Cependant, l’endettement reste préoccupant, les paiements de la dette extérieure des pays africains classés devant dépasser 90 milliards de dollars en 2026, l’Égypte en devant près de 27 milliards, suivie par l’Angola, l’Afrique du Sud et le Nigéria. De plus, le ratio moyen de la dette publique devrait se stabiliser autour de 61 % du PIB, sans réelle amélioration par rapport à 2025, en raison de l’accumulation des déficits et d’une base fiscale fragile.

Des trajectoires d’amélioration variées

En Afrique du Sud, les perspectives positives reflètent une amélioration progressive des performances économiques et financières post-COVID, soutenue par une politique de consolidation budgétaire et des réformes visant à contenir la dette et favoriser la croissance. Le Fonds monétaire international prévoit que le PIB du pays atteindra environ 410 milliards de dollars d’ici 2025.

L’Égypte, pour sa part, doit jongler entre des prévisions de croissance favorables et l’évolution de sa balance des paiements, tout en continuant à faire face à des pressions liées aux déficits publics et à l’endettement, y compris les obligations commerciales extérieures. Les estimations du Fonds monétaire tablent sur un PIB d’environ 347 milliards de dollars.

Quant au Nigéria, ses perspectives dépendent de la poursuite de réformes structurelles favorables à la croissance, malgré un déficit budgétaire contingent prévu autour de 4 % en 2026, en raison de la volatilité des prix du pétrole et de l’augmentation des dépenses d’investissement. Le PIB devrait être d’environ 188 milliards de dollars en 2025.

Pour le Maroc, l’agence observe un équilibre entre l’élan des réformes structurelles et la maîtrise du budget, face à des défis tels qu’un taux de chômage élevé et un revenu par habitant en baisse. Le PIB devrait atteindre environ 166 milliards de dollars, avec un potentiel d’amélioration de la classification si la croissance s’accélère et la performance financière s’améliore, ou si le pays se dirige vers un système de change plus flexible.

En ce qui concerne le Kenya, la perspective stable indique une diminution des risques de liquidité extérieure à court terme, soutenue par une augmentation des réserves de changes à environ 12 milliards de dollars, même si les coûts de service de la dette dépassent 30 % des revenus gouvernementaux, avec un PIB estimé à environ 132 milliards de dollars.

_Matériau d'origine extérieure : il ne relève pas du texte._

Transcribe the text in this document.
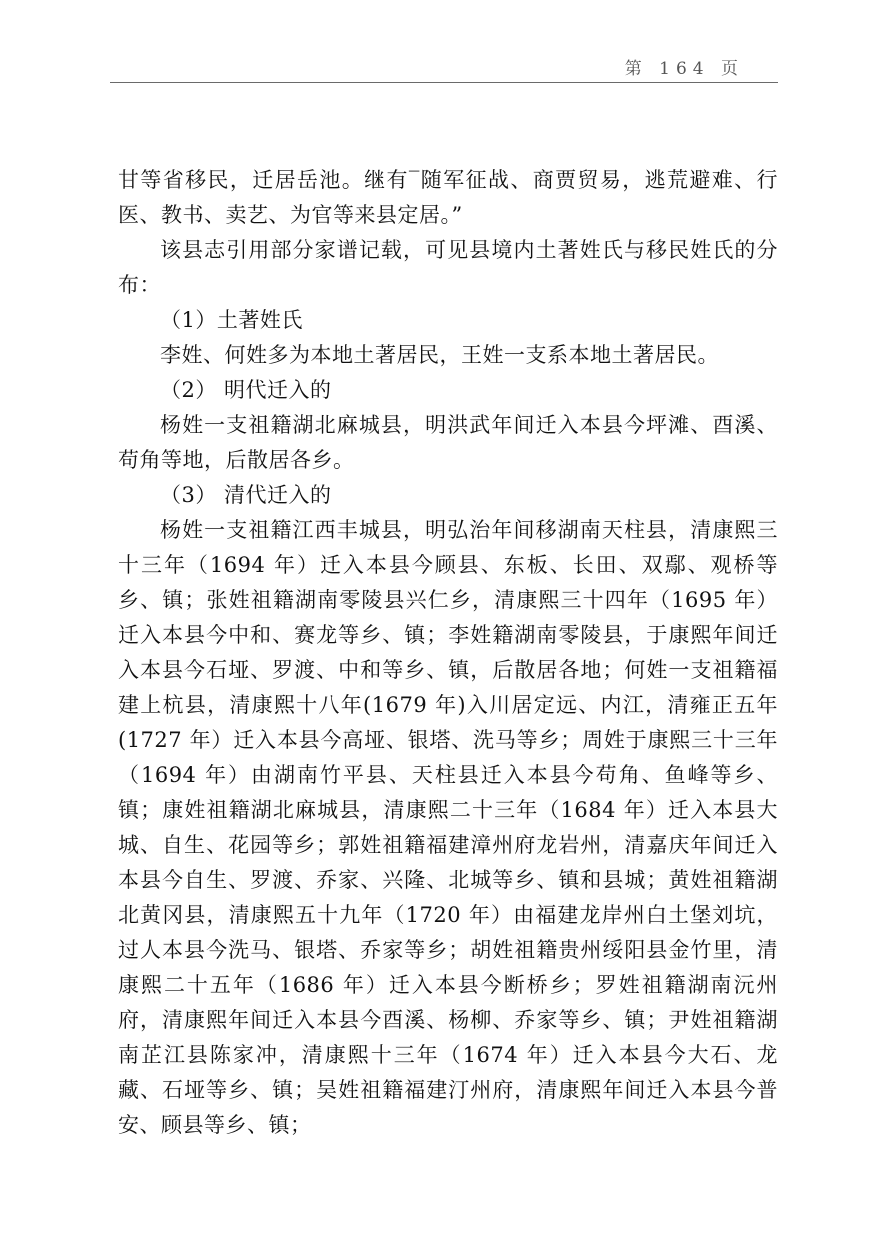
第 164 页

甘等省移民，迁居岳池。继有‾随军征战、商贾贸易，逃荒避难、行医、教书、卖艺、为官等来县定居。”

该县志引用部分家谱记载，可见县境内土著姓氏与移民姓氏的分布：

（1）土著姓氏

李姓、何姓多为本地土著居民，王姓一支系本地土著居民。

（2） 明代迁入的

杨姓一支祖籍湖北麻城县，明洪武年间迁入本县今坪滩、酉溪、苟角等地，后散居各乡。

（3） 清代迁入的

杨姓一支祖籍江西丰城县，明弘治年间移湖南天柱县，清康熙三十三年（1694 年）迁入本县今顾县、东板、长田、双鄢、观桥等乡、镇；张姓祖籍湖南零陵县兴仁乡，清康熙三十四年（1695 年）迁入本县今中和、赛龙等乡、镇；李姓籍湖南零陵县，于康熙年间迁入本县今石垭、罗渡、中和等乡、镇，后散居各地；何姓一支祖籍福建上杭县，清康熙十八年(1679 年)入川居定远、内江，清雍正五年(1727 年）迁入本县今高垭、银塔、洗马等乡；周姓于康熙三十三年（1694 年）由湖南竹平县、天柱县迁入本县今苟角、鱼峰等乡、镇；康姓祖籍湖北麻城县，清康熙二十三年（1684 年）迁入本县大城、自生、花园等乡；郭姓祖籍福建漳州府龙岩州，清嘉庆年间迁入本县今自生、罗渡、乔家、兴隆、北城等乡、镇和县城；黄姓祖籍湖北黄冈县，清康熙五十九年（1720 年）由福建龙岸州白土堡刘坑，过人本县今洗马、银塔、乔家等乡；胡姓祖籍贵州绥阳县金竹里，清康熙二十五年（1686 年）迁入本县今断桥乡；罗姓祖籍湖南沅州府，清康熙年间迁入本县今酉溪、杨柳、乔家等乡、镇；尹姓祖籍湖南芷江县陈家冲，清康熙十三年（1674 年）迁入本县今大石、龙藏、石垭等乡、镇；吴姓祖籍福建汀州府，清康熙年间迁入本县今普安、顾县等乡、镇；
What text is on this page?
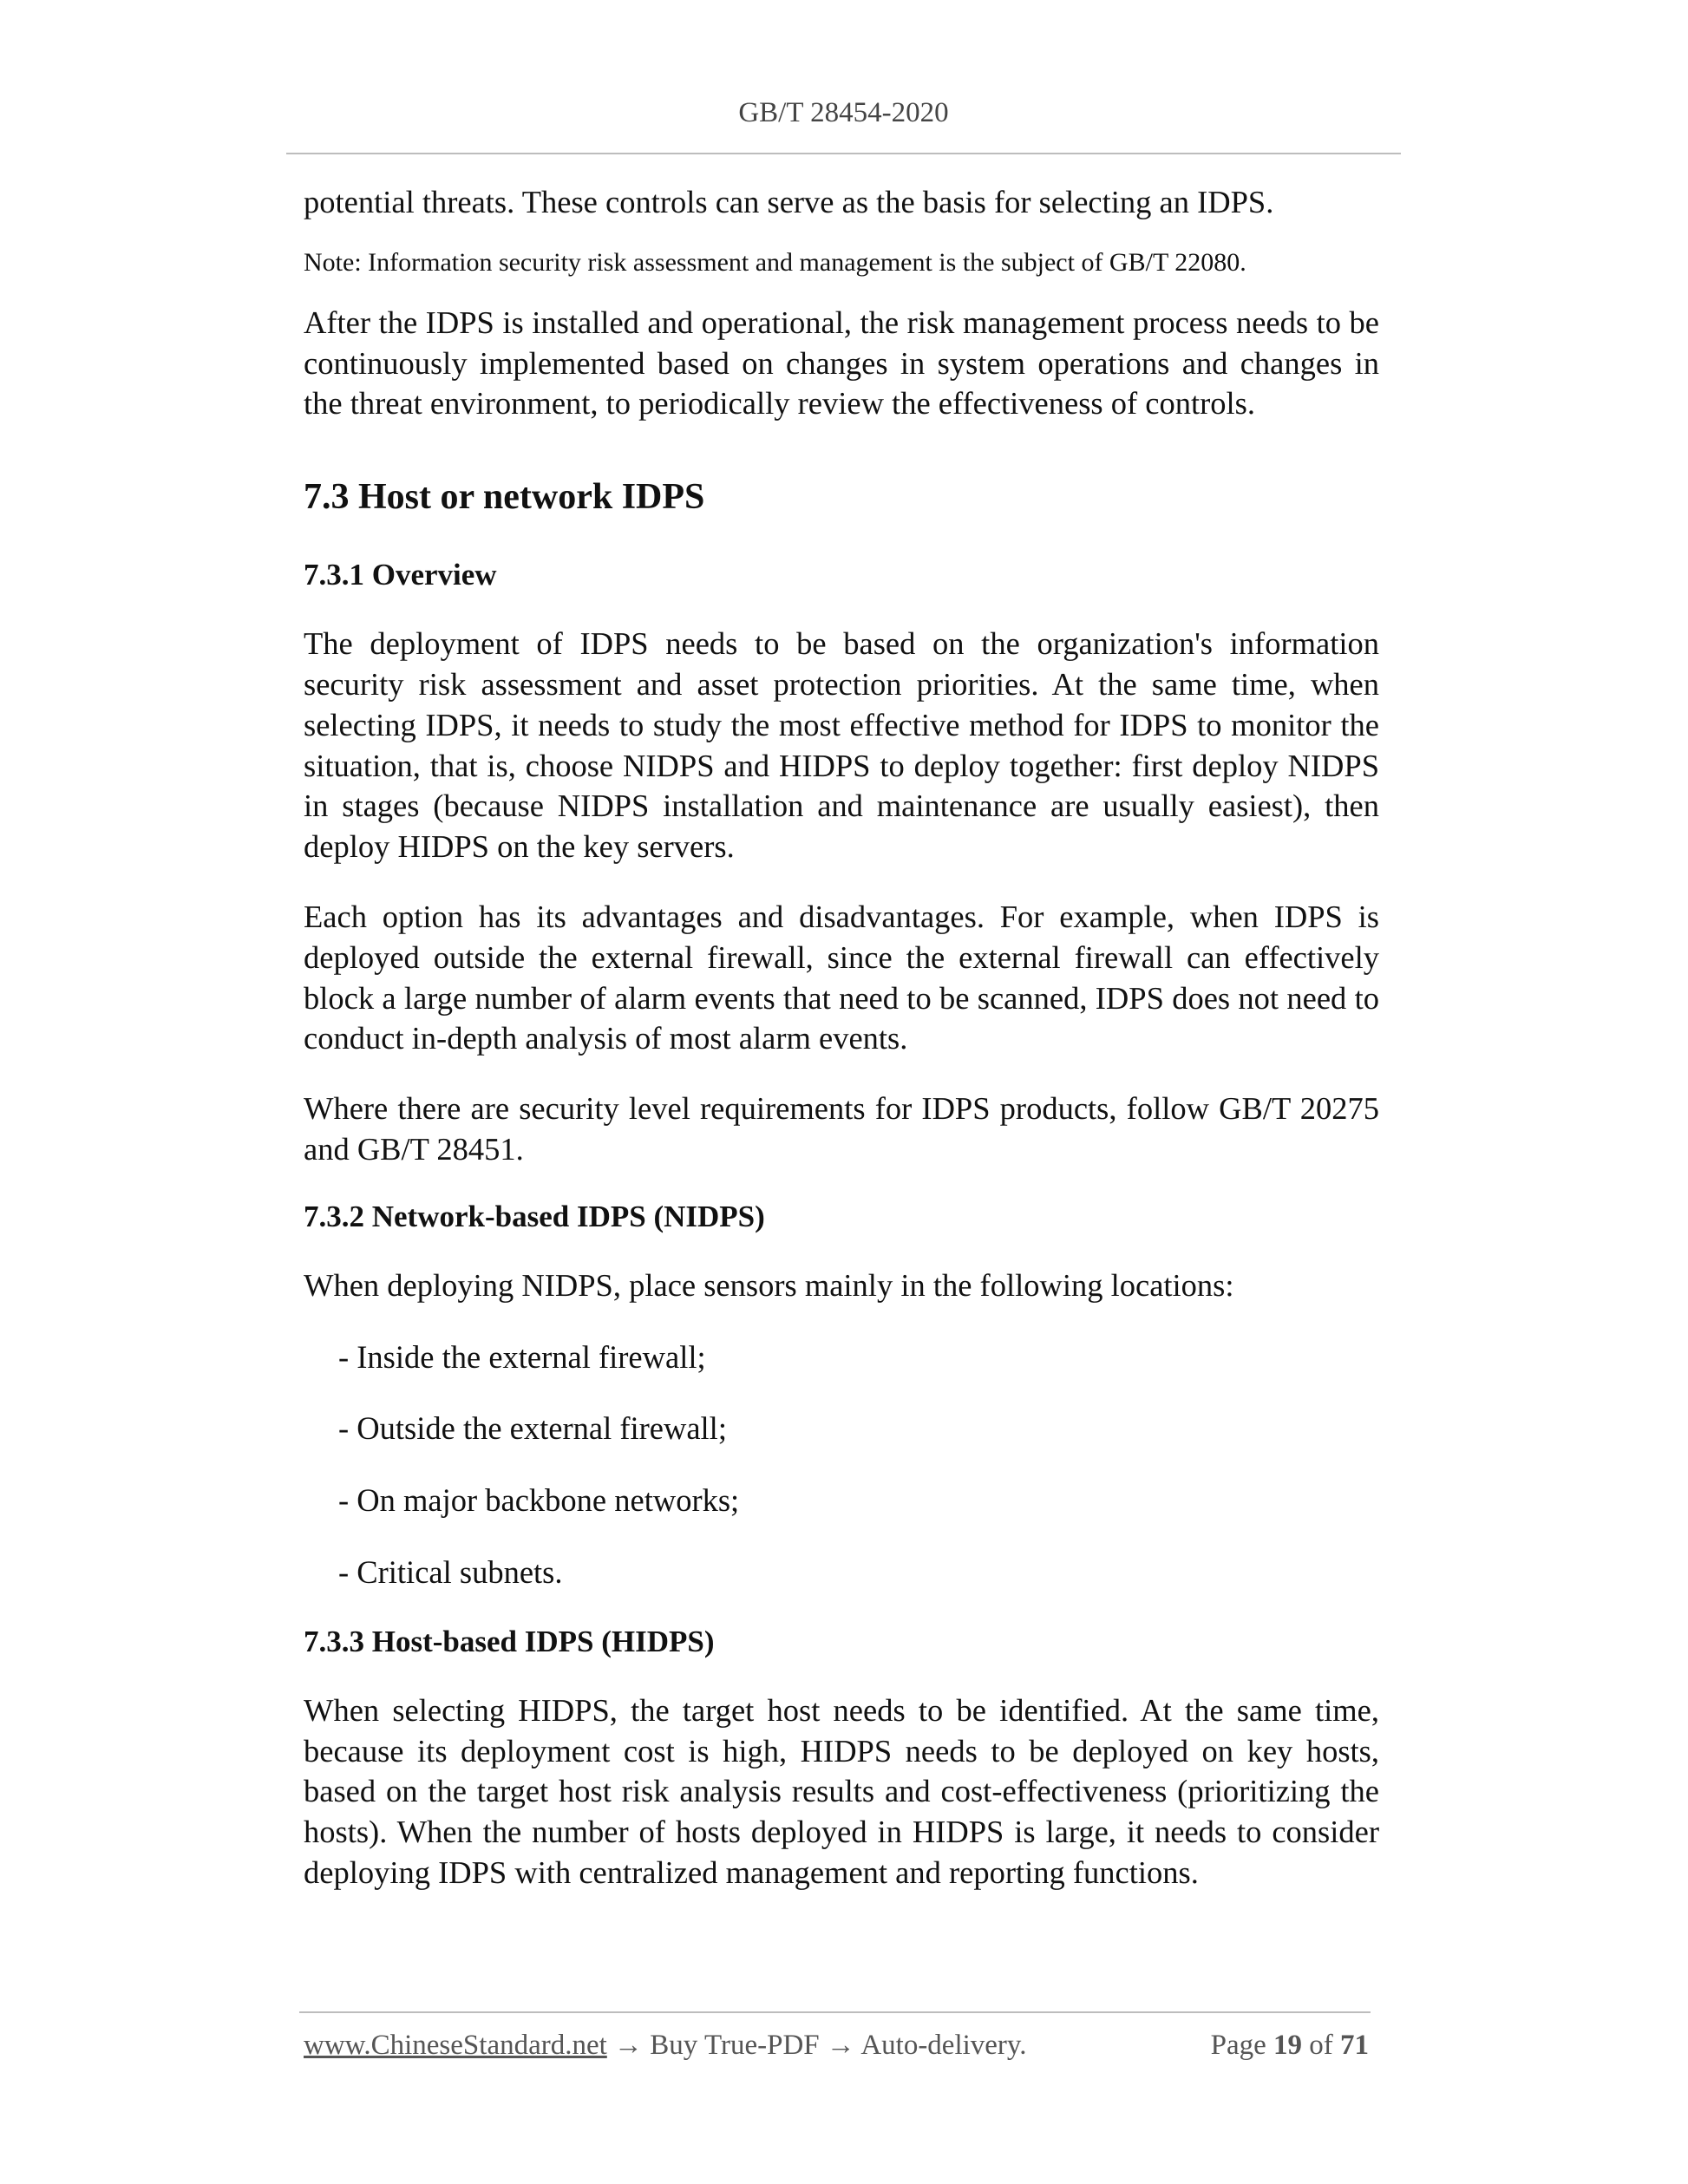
GB/T 28454-2020

potential threats. These controls can serve as the basis for selecting an IDPS.

Note: Information security risk assessment and management is the subject of GB/T 22080.

After the IDPS is installed and operational, the risk management process needs to be continuously implemented based on changes in system operations and changes in the threat environment, to periodically review the effectiveness of controls.

7.3 Host or network IDPS
7.3.1 Overview

The deployment of IDPS needs to be based on the organization's information security risk assessment and asset protection priorities. At the same time, when selecting IDPS, it needs to study the most effective method for IDPS to monitor the situation, that is, choose NIDPS and HIDPS to deploy together: first deploy NIDPS in stages (because NIDPS installation and maintenance are usually easiest), then deploy HIDPS on the key servers.

Each option has its advantages and disadvantages. For example, when IDPS is deployed outside the external firewall, since the external firewall can effectively block a large number of alarm events that need to be scanned, IDPS does not need to conduct in-depth analysis of most alarm events.

Where there are security level requirements for IDPS products, follow GB/T 20275 and GB/T 28451.

7.3.2 Network-based IDPS (NIDPS)

When deploying NIDPS, place sensors mainly in the following locations:

- Inside the external firewall;

- Outside the external firewall;

- On major backbone networks;

- Critical subnets.

7.3.3 Host-based IDPS (HIDPS)

When selecting HIDPS, the target host needs to be identified. At the same time, because its deployment cost is high, HIDPS needs to be deployed on key hosts, based on the target host risk analysis results and cost-effectiveness (prioritizing the hosts). When the number of hosts deployed in HIDPS is large, it needs to consider deploying IDPS with centralized management and reporting functions.

www.ChineseStandard.net → Buy True-PDF → Auto-delivery.	Page 19 of 71
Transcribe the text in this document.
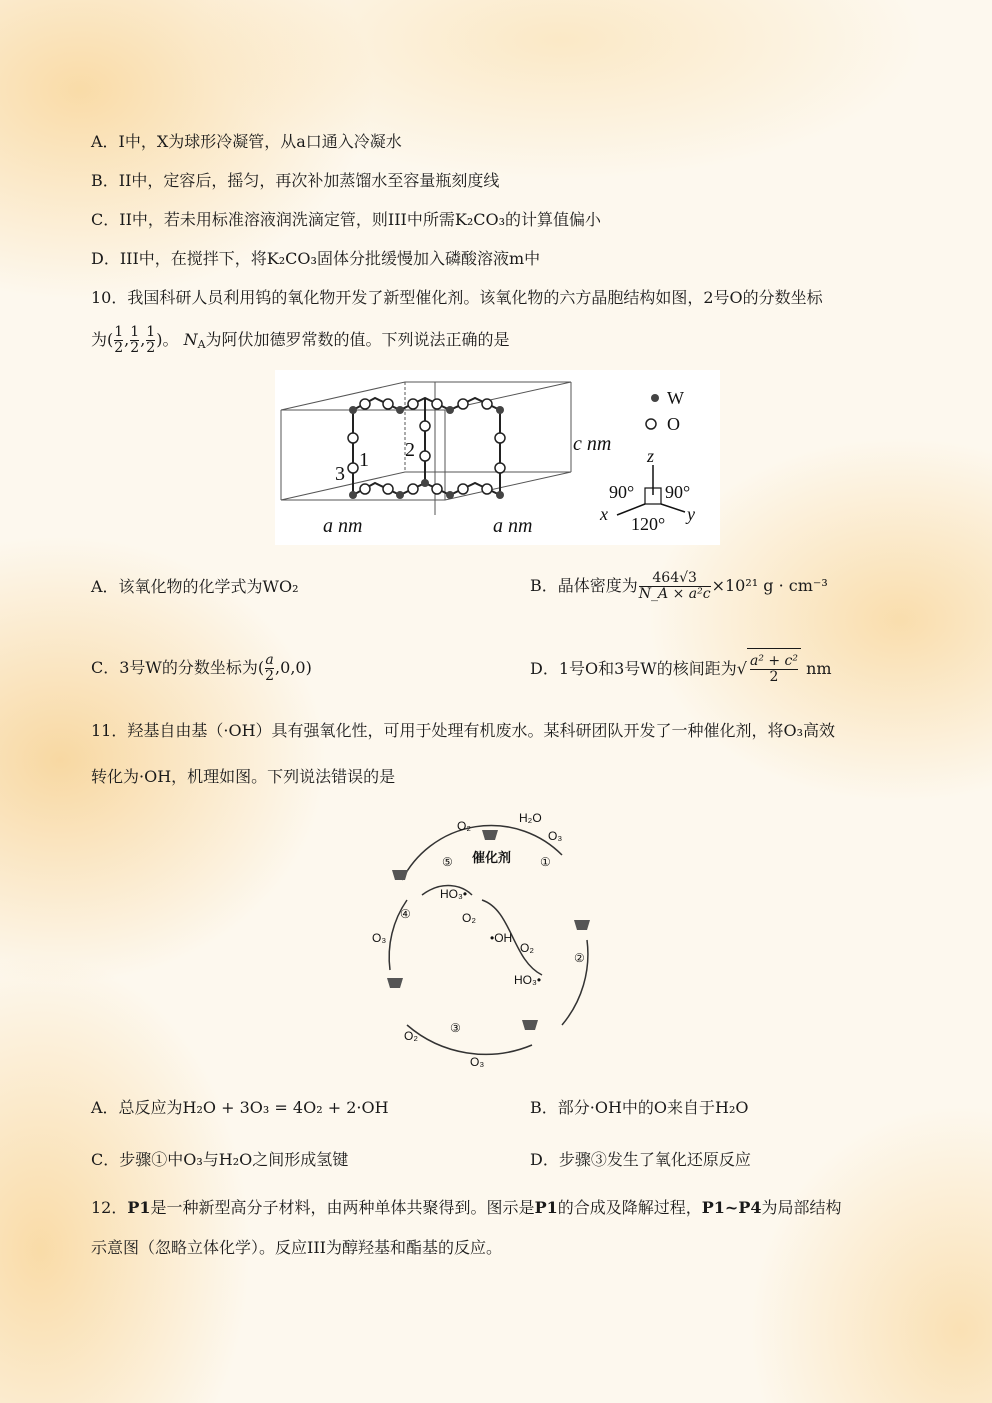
A．I中，X为球形冷凝管，从a口通入冷凝水
B．II中，定容后，摇匀，再次补加蒸馏水至容量瓶刻度线
C．II中，若未用标准溶液润洗滴定管，则III中所需K₂CO₃的计算值偏小
D．III中，在搅拌下，将K₂CO₃固体分批缓慢加入磷酸溶液m中
10．我国科研人员利用钨的氧化物开发了新型催化剂。该氧化物的六方晶胞结构如图，2号O的分数坐标
为( $\frac{1}{2}$ , $\frac{1}{2}$ , $\frac{1}{2}$ )。 $N_A$为阿伏加德罗常数的值。下列说法正确的是
3
1 2	c nm
a nm	a nm
W
O
z
x	y
90° 90°
120°
A．该氧化物的化学式为WO₂	B．晶体密度为 $\frac{464√3}{\text{N\_A × a²c}} \times 10^{21}$ g · cm⁻³
C．3号W的分数坐标为( $\frac{a}{2} ,0,0$)	D．1号O和3号W的核间距为√ $\frac{\text{a² + c²}}{2}$ nm
11．羟基自由基（·OH）具有强氧化性，可用于处理有机废水。某科研团队开发了一种催化剂，将O₃高效
转化为·OH，机理如图。下列说法错误的是
催化剂
H₂O
O₃
O₂
①
②
③
④
⑤
HO₃•
O₂
•OH
O₂
HO₃•
O₃
O₂
O₃
A．总反应为H₂O + 3O₃ = 4O₂ + 2·OH	B．部分·OH中的O来自于H₂O
C．步骤①中O₃与H₂O之间形成氢键	D．步骤③发生了氧化还原反应
12．P1是一种新型高分子材料，由两种单体共聚得到。图示是P1的合成及降解过程，P1~P4为局部结构
示意图（忽略立体化学）。反应III为醇羟基和酯基的反应。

Des réformes profondes pour garantir la durabilité

Les experts soulignent que l’amélioration des notations de crédit ne se traduit pas nécessairement par une amélioration immédiate du niveau de vie, mais indique plutôt une réduction des risques de prêt pour les investisseurs internationaux. Ils insistent sur le fait que pour transformer cet élan en croissance à long terme, des réformes structurelles plus profondes sont nécessaires, telles que l’élargissement de la base fiscale, la réduction de la corruption, l’orientation des investissements vers des activités productives, ainsi qu’une gestion plus efficace des ressources naturelles.

Avec des pressions sociales croissantes et un coût de service de la dette en hausse, le maintien du mouvement d’amélioration des notations dépendra de la capacité des gouvernements à réaliser un équilibre délicat entre discipline budgétaire et satisfaction des demandes sociales, garantissant la pérennité des gains et la protection des économies contre les chocs externes.